On Divination and Synchronicity
Review by Mary Williams of On Divination and Synchron­icity: The Psychology of Meaningful Chance, by Marie-Louise von Franz (title 3; $25), in The Journal of Analytical Psychology, Fall 2001.


In this series of lectures the author calls on ­ancient divination practices of primitives, on the use of oracles in ancient Greece and elsewhere, but particularly on Chinese thinking, to show how modem mathema­tics and quantum physics have sophisti­cated such ideas, and, of course, Jung with his theory of synchronicity.

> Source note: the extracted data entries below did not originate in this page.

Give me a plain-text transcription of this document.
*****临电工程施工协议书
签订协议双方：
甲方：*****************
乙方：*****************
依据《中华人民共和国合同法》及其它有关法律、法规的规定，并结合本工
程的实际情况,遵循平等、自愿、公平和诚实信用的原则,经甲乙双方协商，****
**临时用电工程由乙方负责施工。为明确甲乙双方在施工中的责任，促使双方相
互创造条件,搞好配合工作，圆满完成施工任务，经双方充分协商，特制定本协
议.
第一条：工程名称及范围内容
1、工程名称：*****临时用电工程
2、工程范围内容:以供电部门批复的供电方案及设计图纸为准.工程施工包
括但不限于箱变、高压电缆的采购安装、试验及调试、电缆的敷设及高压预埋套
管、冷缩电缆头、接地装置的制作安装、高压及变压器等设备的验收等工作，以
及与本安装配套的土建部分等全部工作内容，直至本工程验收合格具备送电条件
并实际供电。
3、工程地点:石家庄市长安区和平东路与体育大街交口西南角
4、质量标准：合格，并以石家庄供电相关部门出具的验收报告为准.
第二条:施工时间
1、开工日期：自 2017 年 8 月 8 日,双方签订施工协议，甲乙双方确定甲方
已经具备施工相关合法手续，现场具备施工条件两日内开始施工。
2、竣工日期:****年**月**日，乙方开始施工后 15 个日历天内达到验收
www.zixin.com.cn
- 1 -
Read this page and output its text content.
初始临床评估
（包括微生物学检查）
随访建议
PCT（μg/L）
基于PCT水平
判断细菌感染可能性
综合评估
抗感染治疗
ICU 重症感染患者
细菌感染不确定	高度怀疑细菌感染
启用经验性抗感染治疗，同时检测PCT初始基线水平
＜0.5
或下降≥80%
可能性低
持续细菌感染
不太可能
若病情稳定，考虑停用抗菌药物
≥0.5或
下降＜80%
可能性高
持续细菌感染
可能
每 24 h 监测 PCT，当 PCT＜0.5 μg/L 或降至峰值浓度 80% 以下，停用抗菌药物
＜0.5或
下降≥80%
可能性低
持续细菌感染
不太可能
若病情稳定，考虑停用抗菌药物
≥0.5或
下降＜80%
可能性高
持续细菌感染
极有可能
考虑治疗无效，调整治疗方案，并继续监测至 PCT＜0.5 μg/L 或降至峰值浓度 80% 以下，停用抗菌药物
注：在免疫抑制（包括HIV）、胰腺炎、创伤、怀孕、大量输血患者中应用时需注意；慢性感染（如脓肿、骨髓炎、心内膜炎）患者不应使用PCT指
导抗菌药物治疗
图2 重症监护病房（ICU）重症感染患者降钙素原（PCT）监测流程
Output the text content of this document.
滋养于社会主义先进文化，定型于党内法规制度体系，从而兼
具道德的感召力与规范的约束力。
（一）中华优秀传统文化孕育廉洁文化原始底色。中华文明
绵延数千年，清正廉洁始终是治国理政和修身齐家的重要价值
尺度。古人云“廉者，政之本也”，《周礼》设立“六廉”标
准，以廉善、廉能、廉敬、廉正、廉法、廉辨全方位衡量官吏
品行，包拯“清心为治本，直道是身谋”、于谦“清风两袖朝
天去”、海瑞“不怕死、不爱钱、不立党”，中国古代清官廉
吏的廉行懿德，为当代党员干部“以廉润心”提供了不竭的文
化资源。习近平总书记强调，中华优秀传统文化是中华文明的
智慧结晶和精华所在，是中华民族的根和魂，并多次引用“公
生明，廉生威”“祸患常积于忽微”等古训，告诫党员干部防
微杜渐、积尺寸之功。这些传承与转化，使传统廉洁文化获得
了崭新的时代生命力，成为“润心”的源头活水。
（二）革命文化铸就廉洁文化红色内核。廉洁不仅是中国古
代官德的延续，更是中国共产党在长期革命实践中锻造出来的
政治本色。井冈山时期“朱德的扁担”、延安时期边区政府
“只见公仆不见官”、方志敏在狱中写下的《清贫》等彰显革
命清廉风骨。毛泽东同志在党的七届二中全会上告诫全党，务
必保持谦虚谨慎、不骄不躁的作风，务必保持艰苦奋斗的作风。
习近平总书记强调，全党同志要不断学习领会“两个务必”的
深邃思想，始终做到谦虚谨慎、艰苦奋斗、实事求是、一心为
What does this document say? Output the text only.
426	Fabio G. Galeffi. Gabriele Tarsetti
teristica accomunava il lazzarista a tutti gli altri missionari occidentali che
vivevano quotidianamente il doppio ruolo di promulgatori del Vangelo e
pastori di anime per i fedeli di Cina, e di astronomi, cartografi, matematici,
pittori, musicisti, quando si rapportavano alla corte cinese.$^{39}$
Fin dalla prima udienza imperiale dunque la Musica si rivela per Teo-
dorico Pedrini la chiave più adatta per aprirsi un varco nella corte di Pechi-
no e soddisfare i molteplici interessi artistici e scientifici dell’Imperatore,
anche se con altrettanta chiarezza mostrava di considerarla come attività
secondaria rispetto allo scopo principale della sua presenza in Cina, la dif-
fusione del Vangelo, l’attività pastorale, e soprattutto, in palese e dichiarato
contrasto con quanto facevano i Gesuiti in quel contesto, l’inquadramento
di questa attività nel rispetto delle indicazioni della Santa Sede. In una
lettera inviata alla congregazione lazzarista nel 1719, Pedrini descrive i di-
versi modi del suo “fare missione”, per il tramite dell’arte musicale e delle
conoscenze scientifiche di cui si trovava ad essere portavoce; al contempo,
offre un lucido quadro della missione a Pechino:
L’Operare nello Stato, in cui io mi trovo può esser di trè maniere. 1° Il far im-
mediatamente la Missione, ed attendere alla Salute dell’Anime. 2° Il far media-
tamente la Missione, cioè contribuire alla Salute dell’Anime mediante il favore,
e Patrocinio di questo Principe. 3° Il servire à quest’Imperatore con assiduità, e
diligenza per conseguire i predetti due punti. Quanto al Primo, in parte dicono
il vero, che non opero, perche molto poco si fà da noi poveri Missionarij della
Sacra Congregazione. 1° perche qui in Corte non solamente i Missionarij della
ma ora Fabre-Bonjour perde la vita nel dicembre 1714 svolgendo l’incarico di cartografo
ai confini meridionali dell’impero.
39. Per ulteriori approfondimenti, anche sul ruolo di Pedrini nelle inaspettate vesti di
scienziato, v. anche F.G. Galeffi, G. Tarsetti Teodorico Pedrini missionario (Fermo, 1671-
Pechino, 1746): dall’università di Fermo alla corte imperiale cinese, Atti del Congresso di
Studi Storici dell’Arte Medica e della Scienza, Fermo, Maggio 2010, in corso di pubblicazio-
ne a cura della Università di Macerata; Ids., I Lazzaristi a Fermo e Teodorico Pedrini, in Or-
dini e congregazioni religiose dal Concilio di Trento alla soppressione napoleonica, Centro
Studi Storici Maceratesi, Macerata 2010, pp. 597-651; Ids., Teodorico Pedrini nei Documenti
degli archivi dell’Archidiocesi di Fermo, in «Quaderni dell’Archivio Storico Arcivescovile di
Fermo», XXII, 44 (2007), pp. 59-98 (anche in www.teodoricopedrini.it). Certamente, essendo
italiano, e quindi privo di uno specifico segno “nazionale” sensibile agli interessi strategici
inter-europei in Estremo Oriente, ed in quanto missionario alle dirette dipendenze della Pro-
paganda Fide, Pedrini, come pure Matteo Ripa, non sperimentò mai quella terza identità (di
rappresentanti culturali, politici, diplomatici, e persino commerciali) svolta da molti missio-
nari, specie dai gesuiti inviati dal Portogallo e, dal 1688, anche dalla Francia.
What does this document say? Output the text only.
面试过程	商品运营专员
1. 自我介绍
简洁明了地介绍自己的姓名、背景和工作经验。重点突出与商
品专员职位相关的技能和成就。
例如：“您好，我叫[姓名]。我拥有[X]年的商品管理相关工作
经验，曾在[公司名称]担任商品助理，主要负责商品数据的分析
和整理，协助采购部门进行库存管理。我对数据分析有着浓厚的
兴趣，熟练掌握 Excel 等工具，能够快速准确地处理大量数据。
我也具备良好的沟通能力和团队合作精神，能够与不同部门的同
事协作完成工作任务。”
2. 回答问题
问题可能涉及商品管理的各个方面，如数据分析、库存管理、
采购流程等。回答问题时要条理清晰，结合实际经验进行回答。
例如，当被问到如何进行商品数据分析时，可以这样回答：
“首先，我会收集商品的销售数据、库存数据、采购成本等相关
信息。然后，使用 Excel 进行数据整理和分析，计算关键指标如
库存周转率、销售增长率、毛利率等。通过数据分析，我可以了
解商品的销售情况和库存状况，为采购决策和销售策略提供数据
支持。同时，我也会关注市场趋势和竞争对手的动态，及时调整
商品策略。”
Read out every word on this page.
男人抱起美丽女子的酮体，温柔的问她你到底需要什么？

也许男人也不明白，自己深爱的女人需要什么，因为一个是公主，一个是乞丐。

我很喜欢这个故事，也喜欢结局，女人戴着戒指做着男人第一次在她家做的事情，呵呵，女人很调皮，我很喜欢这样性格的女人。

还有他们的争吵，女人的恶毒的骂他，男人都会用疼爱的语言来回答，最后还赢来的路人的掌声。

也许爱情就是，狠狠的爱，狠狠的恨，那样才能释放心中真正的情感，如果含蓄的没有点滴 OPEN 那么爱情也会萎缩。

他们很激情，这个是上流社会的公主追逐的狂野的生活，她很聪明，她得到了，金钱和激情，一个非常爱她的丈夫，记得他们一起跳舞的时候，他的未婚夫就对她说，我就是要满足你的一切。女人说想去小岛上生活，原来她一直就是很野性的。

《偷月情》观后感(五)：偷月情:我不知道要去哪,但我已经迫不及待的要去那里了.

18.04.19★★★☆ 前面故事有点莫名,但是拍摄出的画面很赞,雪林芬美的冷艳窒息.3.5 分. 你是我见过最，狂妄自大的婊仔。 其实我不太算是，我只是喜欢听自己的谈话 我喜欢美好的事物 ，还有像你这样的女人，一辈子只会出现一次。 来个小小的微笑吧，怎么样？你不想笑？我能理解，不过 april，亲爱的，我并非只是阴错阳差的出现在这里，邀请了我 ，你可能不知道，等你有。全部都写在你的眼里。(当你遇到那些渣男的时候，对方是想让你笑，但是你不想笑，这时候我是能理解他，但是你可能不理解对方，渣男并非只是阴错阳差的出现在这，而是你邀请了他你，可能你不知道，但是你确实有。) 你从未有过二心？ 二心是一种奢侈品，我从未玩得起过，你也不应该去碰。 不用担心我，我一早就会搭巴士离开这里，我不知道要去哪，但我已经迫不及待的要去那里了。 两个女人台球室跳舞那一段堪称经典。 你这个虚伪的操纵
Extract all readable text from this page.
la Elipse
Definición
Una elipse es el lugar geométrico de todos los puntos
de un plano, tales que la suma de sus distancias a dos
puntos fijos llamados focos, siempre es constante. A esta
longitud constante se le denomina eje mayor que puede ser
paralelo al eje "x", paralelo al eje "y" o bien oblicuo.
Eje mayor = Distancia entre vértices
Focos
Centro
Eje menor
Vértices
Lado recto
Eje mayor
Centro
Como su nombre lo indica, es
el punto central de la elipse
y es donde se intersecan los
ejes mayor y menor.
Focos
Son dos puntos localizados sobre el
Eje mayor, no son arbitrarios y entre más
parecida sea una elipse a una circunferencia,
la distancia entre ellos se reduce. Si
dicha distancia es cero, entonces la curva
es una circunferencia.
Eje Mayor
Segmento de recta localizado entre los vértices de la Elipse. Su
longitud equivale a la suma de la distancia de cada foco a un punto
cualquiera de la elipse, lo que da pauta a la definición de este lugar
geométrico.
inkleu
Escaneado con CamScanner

    Following her interest in numerology, von Franz shows how most methods of divination depend on the archetypal nature of the natural integers. She discusses the patterns made with them, as in geomancy, astrology, the I Ching, etc., and the appropriate time which isolates the living moment in which the apparent miracle occurs, that is, when an outside event coincides with the inner meaning.
    Attention is also given to divinatory techniques which do not depend on number as, for instance, throwing bones or entrails on the ground and reading tea leaves. I agree with the author’s experience that such chaotic patterns are catalysts to help crystallize what the person already knows intuitively.
    The reader is then introduced to the collective unconscious as a field of force in which the archetypes are the excited points in it. The network of relationships between archetypes points to the meaning­ful connections between them. The order of revelation in time is also crucial, and may account for precognitive experiences. The unconscious mind knows which arche­type is constellated, and the outcome.
    This short book has a big range, its scholarship mediated by its clarity of style and the progression of the lectures. A fine introduction to the subject, as we would expect from this author.